Chorzów i Sosnowiec nocą - ósemka przekroczona ...
Dzień powoli się rozkręcał ale pora się z wyra wyrwać i załatwiać sprawy. Po 13:00 siodłam rumaka i gonię na uczelnię złożyć pisemko. Jechało się dobrze, czasem wmordewind i inne zbokuwindy utrudniały zadanie, ale się nie dałem i zdążyłem jeszcze do Dziekanatu. Trasa przez Środulę, Pogoń dziś trochę eksperymentów w celu uniknięcia jakichkolwiek świateł i skrzyżowań (w ruchu miejskim to ciężkie zadanie ale możliwe) z Pogoni wylatuję na Kresowej dalej na rozkopane Borki tu się nie dało kawałek trzeba było zejść i przeprowadzić przez Piachy między koparkami. Dalej Dąbrówka i na Siemce, jak mnie nie złapał przejazd na Chemicznej to chcąc nie chcąc swoje w Siemianowicach musiałem odstać. Na nowo się rozkręcam w wylatuję koło jajowatego ronda z kulami na środku. Dalej pod wieżę TV w Bytkowie ścigam się z Baną na podjeździe (na młynkach dziś ciężko i przegrywam minimalnie), przy TV Katowice wbijam w WPKiW znaczy się Park Śląski i przez sam środek jadę na Tausena i pod Uczelnię. Na miejscu chwilowe zadowolenie w postaci ala budki przystankowej myślałem, że wreszcie dali miejsce gdzie pod zadaszeniem można bika zostawić, a to tylko palarnię dla cigaretpausowców zrobili :P.
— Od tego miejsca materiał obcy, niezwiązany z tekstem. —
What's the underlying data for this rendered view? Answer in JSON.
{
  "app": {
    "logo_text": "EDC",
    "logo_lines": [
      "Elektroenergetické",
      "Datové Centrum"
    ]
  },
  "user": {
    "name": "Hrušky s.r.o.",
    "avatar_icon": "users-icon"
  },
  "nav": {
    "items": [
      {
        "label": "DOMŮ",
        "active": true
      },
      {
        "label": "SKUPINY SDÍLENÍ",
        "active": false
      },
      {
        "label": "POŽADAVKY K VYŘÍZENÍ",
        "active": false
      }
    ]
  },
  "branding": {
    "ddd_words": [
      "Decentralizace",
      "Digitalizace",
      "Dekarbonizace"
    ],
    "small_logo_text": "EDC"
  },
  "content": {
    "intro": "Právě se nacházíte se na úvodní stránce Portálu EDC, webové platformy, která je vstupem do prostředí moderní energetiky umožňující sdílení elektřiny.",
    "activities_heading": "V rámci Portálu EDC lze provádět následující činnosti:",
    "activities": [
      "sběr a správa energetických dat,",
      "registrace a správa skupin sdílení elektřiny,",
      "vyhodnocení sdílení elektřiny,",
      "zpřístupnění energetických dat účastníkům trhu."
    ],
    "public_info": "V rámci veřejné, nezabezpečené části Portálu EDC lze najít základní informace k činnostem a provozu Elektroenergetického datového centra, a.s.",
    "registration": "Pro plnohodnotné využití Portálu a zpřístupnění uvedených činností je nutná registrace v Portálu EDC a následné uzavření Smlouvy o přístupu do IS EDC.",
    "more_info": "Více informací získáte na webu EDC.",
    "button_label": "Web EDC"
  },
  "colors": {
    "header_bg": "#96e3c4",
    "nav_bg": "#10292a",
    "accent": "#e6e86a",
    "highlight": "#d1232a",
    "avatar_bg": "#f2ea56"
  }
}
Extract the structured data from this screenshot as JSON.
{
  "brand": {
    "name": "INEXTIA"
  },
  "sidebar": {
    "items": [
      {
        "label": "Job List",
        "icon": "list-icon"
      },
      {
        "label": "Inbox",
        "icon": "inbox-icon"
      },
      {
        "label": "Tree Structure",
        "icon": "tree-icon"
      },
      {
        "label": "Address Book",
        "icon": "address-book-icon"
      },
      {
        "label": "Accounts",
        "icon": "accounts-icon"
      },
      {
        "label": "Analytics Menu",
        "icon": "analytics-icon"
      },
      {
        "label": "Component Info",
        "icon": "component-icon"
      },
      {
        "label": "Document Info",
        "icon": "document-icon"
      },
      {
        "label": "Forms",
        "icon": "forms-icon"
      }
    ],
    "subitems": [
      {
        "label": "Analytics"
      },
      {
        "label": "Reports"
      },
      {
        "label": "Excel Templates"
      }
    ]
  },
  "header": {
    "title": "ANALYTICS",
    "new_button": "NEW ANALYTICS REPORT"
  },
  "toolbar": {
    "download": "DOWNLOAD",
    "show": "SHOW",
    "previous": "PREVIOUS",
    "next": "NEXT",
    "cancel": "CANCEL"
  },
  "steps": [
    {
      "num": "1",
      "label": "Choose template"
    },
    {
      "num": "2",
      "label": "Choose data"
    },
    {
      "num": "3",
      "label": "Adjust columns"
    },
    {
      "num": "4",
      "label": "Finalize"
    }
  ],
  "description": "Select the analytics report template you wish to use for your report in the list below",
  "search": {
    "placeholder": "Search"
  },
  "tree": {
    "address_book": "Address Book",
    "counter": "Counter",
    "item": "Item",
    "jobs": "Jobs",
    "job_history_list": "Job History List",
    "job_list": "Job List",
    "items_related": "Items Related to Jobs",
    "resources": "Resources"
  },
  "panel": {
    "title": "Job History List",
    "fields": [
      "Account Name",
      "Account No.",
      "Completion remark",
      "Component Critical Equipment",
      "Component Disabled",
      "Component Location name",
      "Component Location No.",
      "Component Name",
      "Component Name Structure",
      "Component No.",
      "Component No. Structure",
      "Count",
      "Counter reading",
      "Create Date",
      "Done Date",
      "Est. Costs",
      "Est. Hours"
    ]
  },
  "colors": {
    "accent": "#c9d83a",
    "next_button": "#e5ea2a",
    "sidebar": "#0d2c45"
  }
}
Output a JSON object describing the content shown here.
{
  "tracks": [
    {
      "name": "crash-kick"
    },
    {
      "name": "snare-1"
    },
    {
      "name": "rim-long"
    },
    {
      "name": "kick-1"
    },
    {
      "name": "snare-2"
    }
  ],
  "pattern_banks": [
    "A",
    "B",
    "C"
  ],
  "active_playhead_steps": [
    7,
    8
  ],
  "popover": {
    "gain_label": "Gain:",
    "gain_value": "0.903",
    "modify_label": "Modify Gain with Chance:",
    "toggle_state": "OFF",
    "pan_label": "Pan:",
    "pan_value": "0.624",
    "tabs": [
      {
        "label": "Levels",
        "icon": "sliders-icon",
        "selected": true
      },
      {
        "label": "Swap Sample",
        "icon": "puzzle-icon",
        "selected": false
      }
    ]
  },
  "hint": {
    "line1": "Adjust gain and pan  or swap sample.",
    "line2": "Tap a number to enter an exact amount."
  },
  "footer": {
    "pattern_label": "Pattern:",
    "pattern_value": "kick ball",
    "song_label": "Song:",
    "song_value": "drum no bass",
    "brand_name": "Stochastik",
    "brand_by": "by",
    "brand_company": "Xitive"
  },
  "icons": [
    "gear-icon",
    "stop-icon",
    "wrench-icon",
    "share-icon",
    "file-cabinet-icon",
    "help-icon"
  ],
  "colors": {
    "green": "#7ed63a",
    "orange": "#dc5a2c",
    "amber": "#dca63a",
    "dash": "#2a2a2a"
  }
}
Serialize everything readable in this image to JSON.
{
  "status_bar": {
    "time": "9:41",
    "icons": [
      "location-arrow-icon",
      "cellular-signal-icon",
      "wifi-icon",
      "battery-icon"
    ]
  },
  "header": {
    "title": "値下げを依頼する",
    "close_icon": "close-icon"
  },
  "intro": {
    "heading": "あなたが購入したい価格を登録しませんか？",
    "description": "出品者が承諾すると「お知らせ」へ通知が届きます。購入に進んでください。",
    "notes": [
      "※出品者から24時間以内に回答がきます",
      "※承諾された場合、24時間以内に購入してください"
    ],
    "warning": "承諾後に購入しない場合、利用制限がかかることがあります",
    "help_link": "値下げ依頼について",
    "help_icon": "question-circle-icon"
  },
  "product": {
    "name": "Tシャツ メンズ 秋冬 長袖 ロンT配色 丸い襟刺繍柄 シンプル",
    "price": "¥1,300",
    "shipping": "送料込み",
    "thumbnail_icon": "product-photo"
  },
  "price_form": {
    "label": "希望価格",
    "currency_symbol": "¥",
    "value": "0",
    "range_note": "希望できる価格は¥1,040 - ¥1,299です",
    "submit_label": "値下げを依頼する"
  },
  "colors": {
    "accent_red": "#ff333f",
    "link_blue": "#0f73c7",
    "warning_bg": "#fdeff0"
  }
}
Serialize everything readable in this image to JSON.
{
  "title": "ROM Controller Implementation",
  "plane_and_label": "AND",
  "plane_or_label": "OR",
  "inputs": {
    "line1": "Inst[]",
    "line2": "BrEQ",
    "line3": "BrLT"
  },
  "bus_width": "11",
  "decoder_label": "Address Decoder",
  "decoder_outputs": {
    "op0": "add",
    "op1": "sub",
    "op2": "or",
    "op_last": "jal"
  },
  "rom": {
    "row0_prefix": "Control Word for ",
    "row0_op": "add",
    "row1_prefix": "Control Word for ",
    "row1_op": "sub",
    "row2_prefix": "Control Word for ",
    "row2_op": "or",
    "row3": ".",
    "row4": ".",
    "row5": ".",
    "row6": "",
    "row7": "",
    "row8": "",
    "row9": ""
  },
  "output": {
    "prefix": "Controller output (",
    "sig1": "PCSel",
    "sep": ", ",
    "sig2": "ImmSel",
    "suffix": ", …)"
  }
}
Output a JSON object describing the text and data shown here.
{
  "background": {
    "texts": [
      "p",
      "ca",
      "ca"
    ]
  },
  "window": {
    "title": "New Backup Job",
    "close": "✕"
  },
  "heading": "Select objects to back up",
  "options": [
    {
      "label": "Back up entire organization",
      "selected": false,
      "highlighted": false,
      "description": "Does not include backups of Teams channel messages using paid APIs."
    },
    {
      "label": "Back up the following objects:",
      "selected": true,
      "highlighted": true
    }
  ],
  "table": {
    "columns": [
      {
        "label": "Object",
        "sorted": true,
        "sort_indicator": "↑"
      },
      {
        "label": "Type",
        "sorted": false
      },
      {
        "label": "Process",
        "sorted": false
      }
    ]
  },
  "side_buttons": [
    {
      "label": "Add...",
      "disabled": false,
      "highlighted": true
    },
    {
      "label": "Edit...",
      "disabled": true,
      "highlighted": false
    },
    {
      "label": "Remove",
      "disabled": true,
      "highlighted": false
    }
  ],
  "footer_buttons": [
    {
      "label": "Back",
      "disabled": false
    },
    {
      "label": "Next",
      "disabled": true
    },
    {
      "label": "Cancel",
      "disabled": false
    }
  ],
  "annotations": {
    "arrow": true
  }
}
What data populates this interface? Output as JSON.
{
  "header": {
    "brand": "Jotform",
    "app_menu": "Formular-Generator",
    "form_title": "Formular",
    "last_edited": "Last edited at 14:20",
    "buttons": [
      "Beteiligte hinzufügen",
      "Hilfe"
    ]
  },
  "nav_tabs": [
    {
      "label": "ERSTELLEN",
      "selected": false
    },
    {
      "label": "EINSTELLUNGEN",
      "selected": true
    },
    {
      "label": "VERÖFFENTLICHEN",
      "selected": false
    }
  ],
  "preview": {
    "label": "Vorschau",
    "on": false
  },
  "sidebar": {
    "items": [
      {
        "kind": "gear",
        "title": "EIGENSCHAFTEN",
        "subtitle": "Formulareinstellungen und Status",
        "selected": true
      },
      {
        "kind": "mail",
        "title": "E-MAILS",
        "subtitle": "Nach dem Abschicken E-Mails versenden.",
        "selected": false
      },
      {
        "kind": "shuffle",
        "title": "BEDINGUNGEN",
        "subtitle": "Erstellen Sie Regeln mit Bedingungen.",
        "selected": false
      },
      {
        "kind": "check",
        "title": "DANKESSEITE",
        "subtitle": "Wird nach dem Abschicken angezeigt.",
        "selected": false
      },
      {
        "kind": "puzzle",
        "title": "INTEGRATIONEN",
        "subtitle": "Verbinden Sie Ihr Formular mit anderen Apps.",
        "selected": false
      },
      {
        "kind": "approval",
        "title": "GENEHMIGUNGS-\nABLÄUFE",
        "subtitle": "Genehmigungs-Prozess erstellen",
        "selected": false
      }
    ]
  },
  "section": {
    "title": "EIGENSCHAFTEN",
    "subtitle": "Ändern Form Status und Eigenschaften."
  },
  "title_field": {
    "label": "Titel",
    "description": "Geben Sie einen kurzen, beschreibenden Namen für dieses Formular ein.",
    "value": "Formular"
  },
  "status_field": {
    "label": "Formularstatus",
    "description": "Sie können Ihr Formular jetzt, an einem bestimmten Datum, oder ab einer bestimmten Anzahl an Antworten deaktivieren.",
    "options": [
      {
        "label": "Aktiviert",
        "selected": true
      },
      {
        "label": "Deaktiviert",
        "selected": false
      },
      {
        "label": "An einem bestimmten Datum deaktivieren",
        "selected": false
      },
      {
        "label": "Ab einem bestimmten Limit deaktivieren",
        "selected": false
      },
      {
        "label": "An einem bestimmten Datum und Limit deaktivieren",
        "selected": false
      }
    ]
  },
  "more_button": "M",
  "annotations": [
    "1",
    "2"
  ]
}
Powrót znów na Park Śląski i główną aleją i przez osiedle wylatuję pod Silesią, następnie Spodek i jak ścieżka prowadzi do samego końca i wzdłuż 86 w kierunku "granicy". Na Dąbrówce odbicie na Morawę. Starczy tych asfaltów, odprężając się trochę wbijam na stawy Hubertus i wylatuję na Naftowej, jedna kładka nad Brynicą druga nad torami i już w centrum Sosnowca, trochę się kręcę po Parku Sieleckim i na Środulę tam w parku trenowali kolarze z zagłębia, trochę mnie nakręcili i zaliczam dwa podjazdy na mniejszy i większy stok. Chwila przerwy i do domku wrzucić coś na ruszta. Aha w parku jeszcze kolejny motyw widziałem już różne patenty przewożenia dzieciaków na rowerach ale to już mnie przebiło jechał po terenie ojciec na biku a synek siedział w sumie leżał na barku ale reszta ciała spoczywała na plecaku.
Wieczorem mało mi jazdy noc ciepła to jadę tatę pod robotę odprowadzić i pokręcić się jeszcze po mieście oświetlonym w barwach nocy.